Фермер достал откуда-то шнурок с привязанной на конце кроличьей лапкой, опустил в загончик и начал болтать им, повизгивая на манер вспугнутого кролика. Щенки моментально навострили ушки и принялись озираться по сторонам, ища источник беспокойства. Заметив кроличью лапку, они разом набросились на нее. Как и следовало ожидать, девочки опередили мальчика, а две из них достигли приманки быстрее остальных. Мой выбор пал на одну из этих двух. Я взял ее на руки. И пока мой дед выкладывал соседу плату в размере пары больших бутылей светлого эля, я услышал, сквозь неистовые проявления щенячьей любви, слова фермера: «А мальчик-то знает толк! Я и сам не выбрал бы лучше, будь я на его месте».

«Ступай домой, малыш! — сказал он мне с лукавой улыбкой. — Да смотри, заботься о ней хорошенько!»

«Не волнуйтесь, сэр, — ответил я, светясь от счастья, с теплым, извивающимся щенком на руках, — я буду хорошо о ней заботиться».

Я назвал ее Виски. И тринадцать лет мы с ней были неразлучны.

Глава 2

Детство в норфолкской глуши

Не подумайте, что каждый житель английской глубинки — почитатель волков. Эта страсть появилась у меня отнюдь не сразу. Но с тех пор как я себя помню, меня постоянно окружали животные.

Однажды летним вечером моя мама пришла домой очень уставшая после целого дня тяжелой работы. Может быть, она собирала морковь или какие-то другие овощи. «Шон приготовил тебе сюрприз, — сразу предупредил ее дед и добавил: — Он весь день старался, как мог». Мама открыла дверь и замерла в ужасе. По всей комнате скакали, ползали и квакали полчища лягушек! Я провел несколько послеобеденных часов, отлавливая их в ближайшем пруду и без устали бегая туда и обратно с корзинкой. В результате моих трудов все помещение было заполнено шевелящейся лягушачьей массой. Мне пришлось потратить целый вечер на то, чтобы перетаскать их обратно.

В другой раз мама отправилась в дровяной сарай, чтобы взять немного поленьев для очага. Но, едва переступив порог, она огласила окрестности заполошным визгом. Потому что из темноты, с хлопаньем и писком, ей прямо под ноги кинулись пятеро черных цыплят. Я нашел их в поле во время прогулки. Конечно, мне тотчас было строго наказано следующим же утром вернуть их на место.

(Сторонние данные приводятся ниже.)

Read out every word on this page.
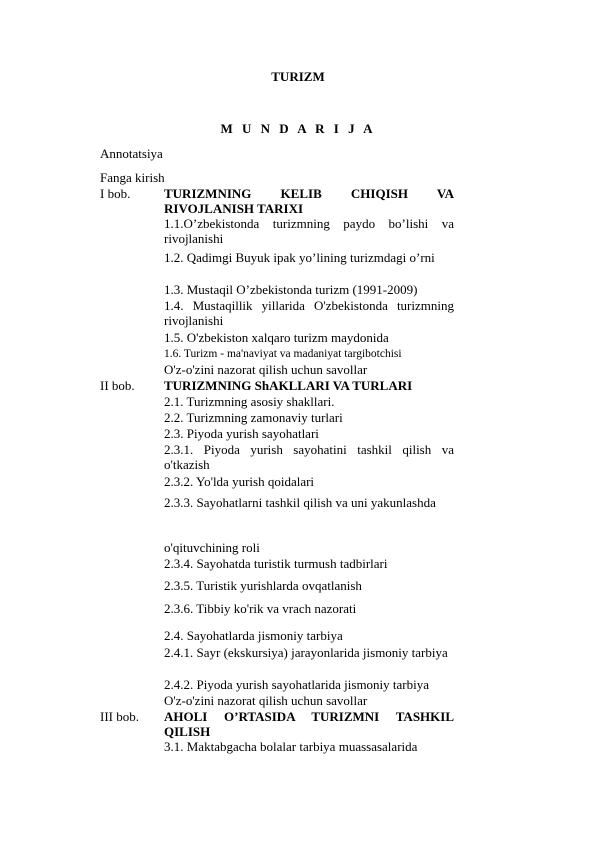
TURIZM
M U N D A R I J A
Annotatsiya
Fanga kirish
I bob.	TURIZMNING KELIB CHIQISH VA RIVOJLANISH TARIXI
1.1.O’zbekistonda turizmning paydo bo’lishi va rivojlanishi
1.2. Qadimgi Buyuk ipak yo’lining turizmdagi o’rni
1.3. Mustaqil O’zbekistonda turizm (1991-2009)
1.4. Mustaqillik yillarida O'zbekistonda turizmning rivojlanishi
1.5. O'zbekiston xalqaro turizm maydonida
1.6. Turizm - ma'naviyat va madaniyat targibotchisi
O'z-o'zini nazorat qilish uchun savollar
II bob. TURIZMNING ShAKLLARI VA TURLARI
2.1. Turizmning asosiy shakllari.
2.2. Turizmning zamonaviy turlari
2.3. Piyoda yurish sayohatlari
2.3.1. Piyoda yurish sayohatini tashkil qilish va o'tkazish
2.3.2. Yo'lda yurish qoidalari
2.3.3. Sayohatlarni tashkil qilish va uni yakunlashda
o'qituvchining roli
2.3.4. Sayohatda turistik turmush tadbirlari
2.3.5. Turistik yurishlarda ovqatlanish
2.3.6. Tibbiy ko'rik va vrach nazorati
2.4. Sayohatlarda jismoniy tarbiya
2.4.1. Sayr (ekskursiya) jarayonlarida jismoniy tarbiya
2.4.2. Piyoda yurish sayohatlarida jismoniy tarbiya
O'z-o'zini nazorat qilish uchun savollar
III bob. AHOLI O’RTASIDA TURIZMNI TASHKIL QILISH
3.1. Maktabgacha bolalar tarbiya muassasalarida
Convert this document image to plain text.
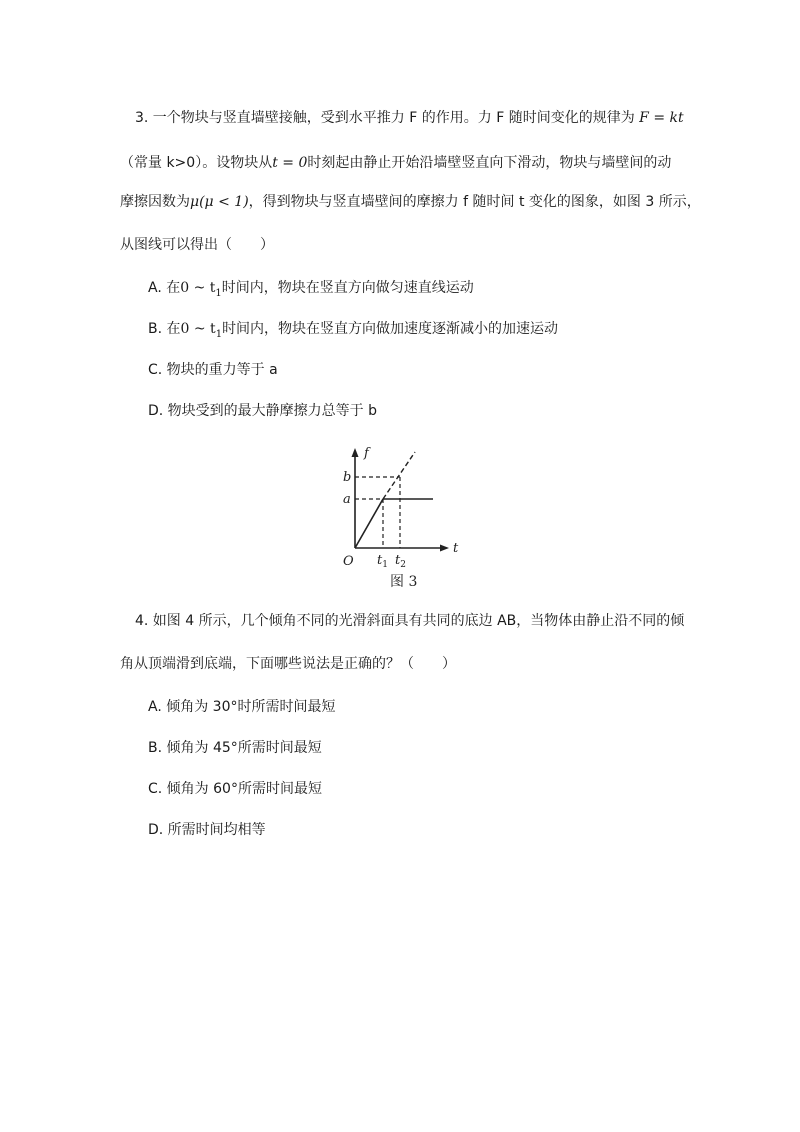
3. 一个物块与竖直墙壁接触，受到水平推力 F 的作用。力 F 随时间变化的规律为 F = kt
（常量 k>0）。设物块从t = 0时刻起由静止开始沿墙壁竖直向下滑动，物块与墙壁间的动
摩擦因数为μ(μ < 1)，得到物块与竖直墙壁间的摩擦力 f 随时间 t 变化的图象，如图 3 所示，
从图线可以得出（　　）
A. 在0 ~ $t_1$时间内，物块在竖直方向做匀速直线运动
B. 在0 ~ $t_1$时间内，物块在竖直方向做加速度逐渐减小的加速运动
C. 物块的重力等于 a
D. 物块受到的最大静摩擦力总等于 b
f
t
O
b
a
$t_1$ $t_2$
图 3
4. 如图 4 所示，几个倾角不同的光滑斜面具有共同的底边 AB，当物体由静止沿不同的倾
角从顶端滑到底端，下面哪些说法是正确的？（　　）
A. 倾角为 30°时所需时间最短
B. 倾角为 45°所需时间最短
C. 倾角为 60°所需时间最短
D. 所需时间均相等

Еще был случай, когда я притащил в дом мускусную утку — да не как-нибудь, а вместе с гнездом, полным яиц. Моя мать побоялась даже притронуться к ней. «Жуткая тварь» — так она ее с ходу окрестила. Поэтому мне самому пришлось взять утку под мышку, а мама несла гнездо с яйцами. Мы спустились к пруду, и покой почтенного семейства был восстановлен в укромном местечке меж стеблей тростника. Бедная моя матушка! Я вечно доводил ее чуть ли не до сердечного приступа, каждый раз подыскивая новых маленьких соседей, чтобы разделить с ними наше жилище.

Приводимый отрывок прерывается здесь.